D. – L’equiparazione al matrimonio contenuta nel Ddl Cirinnà, al di là degli aspetti che regolamentano ad esempio la scelta del cognome o l’abitazione, è sostanziale?

R. – Non c’è dubbio, equipara nella sostanza. Quando lei comincia a parlare delle due persone come se fossero coniugi, la legge già dice che sono coniugi. Noi siamo arrivati ormai in alcuni Paesi – ma non in tutti – a parlare di “genitore 1” e “genitore 2”. Cosa vuol dire questo? Che si nasconde la parola “babbo” e “mamma” o “papà” e “mamma”.

D. – Quindi non è tanto la Stepchild adoption, ovvero l’adozione del figlio del partner, di cui tanto si sta parlando in questi giorni, il nodo critico del Ddl Cirinnà, quando proprio la definizione in essa contenuta di unione civile?

R. – Il vero punto è che se c’è l’equiparazione al matrimonio, l’adozione prima o poi una Corte di Cassazione dirà – come è anche logico che sia – che è una conseguenza del rapporto matrimoniale. Questo è il punto vero!

D. – L’obiezione a questo punto è: quando i costituenti scrissero la Carta, la questione delle unioni civili e quindi delle unioni omosessuali non era urgente. Oggi i tempi sono cambiati…

R. – Se vogliamo metterla sul piano formale diciamo allora che se questa questione non era presente, si deve cambiare la Costituzione, perché adesso questa cosa si è fatta presente.
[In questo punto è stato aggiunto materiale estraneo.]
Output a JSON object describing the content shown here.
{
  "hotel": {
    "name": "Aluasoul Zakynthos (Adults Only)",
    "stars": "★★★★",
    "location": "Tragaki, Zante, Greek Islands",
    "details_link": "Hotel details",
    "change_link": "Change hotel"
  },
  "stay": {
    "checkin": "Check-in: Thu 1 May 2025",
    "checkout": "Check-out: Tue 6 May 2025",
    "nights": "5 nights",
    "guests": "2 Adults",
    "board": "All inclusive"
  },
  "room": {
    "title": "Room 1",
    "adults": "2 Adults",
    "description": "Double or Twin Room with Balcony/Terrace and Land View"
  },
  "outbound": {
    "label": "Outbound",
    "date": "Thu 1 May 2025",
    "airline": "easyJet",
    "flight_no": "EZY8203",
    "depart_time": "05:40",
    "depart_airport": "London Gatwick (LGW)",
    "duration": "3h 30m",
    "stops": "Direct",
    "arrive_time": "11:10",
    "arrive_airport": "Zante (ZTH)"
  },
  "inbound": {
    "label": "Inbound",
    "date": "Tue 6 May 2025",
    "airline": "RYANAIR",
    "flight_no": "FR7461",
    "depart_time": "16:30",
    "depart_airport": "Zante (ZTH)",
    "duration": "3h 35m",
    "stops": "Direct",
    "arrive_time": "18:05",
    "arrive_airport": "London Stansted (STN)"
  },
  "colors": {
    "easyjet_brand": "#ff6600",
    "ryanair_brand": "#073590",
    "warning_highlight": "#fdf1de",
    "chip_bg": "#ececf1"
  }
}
Ma attenzione: non confondiamo i 50-60-70 anni dall’approvazione della Costituzione con i secoli di storia, che arrivano fino alla nascita del primo uomo e della prima donna, il cui matrimonio è sempre stato concepito cosi.

D. – Professore, la stessa sentenza 138 del 2010 della Corte Costituzionale invita a dare un riconoscimento giuridico alle coppie omosessuali: a partire da cosa?

R. – A partire dai diritti che possono richiedere su una serie di temi. Questo si può fare benissimo: i diritti individuali…

D. – Mancano questi diritti oggi?

R. – Non sono chiari; alcuni non ci sono; altri sono affidati possiamo dire alla buona volontà: se due persone si trovano in ospedale e uno vuol fare l’assistenza e vuole avere anche il contatto con il medico, dipende da chi incontra… Non è assicurato in maniera automatica! Quindi c’è un lavoro da fare, ma fermo restando il carattere individuale, che non vuol dire declassare questi diritti – anzi, forse, si rafforzano! – ma tenendo fermo che quella unione, quel rapporto non è il matrimonio naturale.